Katholieke Encyclopaedie

Uitgeverij Joost van den Vondel (1933-1939)

Gepubliceerd op 24-04-2019

Constitutietypen

betekenis & definitie

Constitutietypen - psycho-physische, menschengroepen met overeenstemmende individueele psycho-physische →constitutie. Type = kenmerk, oerbeeld, grondvorm, wat iets algemeens vertegenwoordigt.

Uiteraard moet het type onder verschijnselen naar voren komen, physisch of psychisch kunnen worden waargenomen en beschreven. De psychophysische c. zijn dus lichamelijk en psychisch gekenmerkt. Er bestaan zuivere c., waarbij al de organische onderdeelen en psychische trekken een harmonieus vast geheel uitmaken en in dezen samenhang bij een deel van de bevolking verschijnen, en gemengde typen, onregelmatige samenstellingen, verschillend van individu tot individu en dus geen eigenlijke typen. De oudste constitutietypen-leer is die der temperamenten (Hippocrates, Aristoteles, Galenus), waarbij de gemoedsaard afhankelijk gesteld werd van lichaamsvochten, gele en zwarte gal, slijm en bloed, vanwaar het cholerisch (1), melancholisch (2), phlegmatisch (3) en sanguinisch type (4). Deze vier-temperamentenleer, met eenigszins gewijzigden grondslag, leefde voort tot in de moderne tijden, alzoo bij Kant en Wundt. De temperamenten verschillen naar intensiteit en tempo. 1 en 2 zijn intens prikkelbaar, 3 en 4 zwak, 1 en 4 met voorbijgaande affectieve reactie, 2 en 3 meer duurzaam.

Steeds werden de temperamenten beschouwd als psycho-physisch overeenstemmend. Nu worden de psycho-physische c. in verband gesteld met toestanden in het sympathisch zenuwstelsel, vagotonie en sympathicotonie, beide met tegengestelde physiologische en psychische kenmerken (Hess). Dit valt samen met c. op endocrinischen grondslag; nevenschildklier, schildklier hypophyseklier, bijnier en geslachtsklier bepalen den levensvorm; systematiseering is nog gebrekkig.
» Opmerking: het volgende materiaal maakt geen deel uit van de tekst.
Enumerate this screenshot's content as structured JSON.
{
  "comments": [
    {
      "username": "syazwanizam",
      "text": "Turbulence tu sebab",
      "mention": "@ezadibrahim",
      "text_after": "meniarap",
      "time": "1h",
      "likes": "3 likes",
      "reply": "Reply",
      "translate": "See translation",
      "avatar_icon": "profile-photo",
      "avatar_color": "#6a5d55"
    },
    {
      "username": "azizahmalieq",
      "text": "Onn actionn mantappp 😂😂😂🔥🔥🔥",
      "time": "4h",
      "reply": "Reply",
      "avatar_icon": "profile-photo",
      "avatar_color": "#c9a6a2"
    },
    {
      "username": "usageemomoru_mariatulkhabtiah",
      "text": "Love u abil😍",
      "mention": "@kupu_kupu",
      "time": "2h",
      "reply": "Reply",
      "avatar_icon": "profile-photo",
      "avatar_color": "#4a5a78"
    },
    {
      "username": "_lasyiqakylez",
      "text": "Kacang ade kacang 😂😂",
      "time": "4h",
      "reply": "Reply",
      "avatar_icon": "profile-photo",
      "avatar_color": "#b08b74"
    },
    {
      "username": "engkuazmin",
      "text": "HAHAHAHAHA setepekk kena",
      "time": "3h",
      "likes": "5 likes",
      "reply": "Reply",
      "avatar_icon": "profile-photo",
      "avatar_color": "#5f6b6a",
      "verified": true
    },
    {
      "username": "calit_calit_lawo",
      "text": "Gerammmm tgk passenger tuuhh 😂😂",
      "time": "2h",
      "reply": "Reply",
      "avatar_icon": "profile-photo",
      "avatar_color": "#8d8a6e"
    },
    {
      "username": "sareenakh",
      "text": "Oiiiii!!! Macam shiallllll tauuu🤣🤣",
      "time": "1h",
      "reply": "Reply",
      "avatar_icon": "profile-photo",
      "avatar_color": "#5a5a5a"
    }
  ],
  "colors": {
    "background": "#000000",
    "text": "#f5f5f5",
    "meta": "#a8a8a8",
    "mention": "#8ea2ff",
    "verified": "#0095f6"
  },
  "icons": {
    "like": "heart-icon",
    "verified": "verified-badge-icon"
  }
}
Enkel de eerste en de tweede zijn grondslag tot indeeling van c. (E. R. en W. Jaensch): het Tetanoïde en Basedowoïde type gekenmerkt door eigenaardigheden in het voorstellingsleven (eidetisme). Veel succes heeft de leer van Kretschmer, die het verband beschreef tusschen psychisch temperament en den algemeenen lichaamsbouw.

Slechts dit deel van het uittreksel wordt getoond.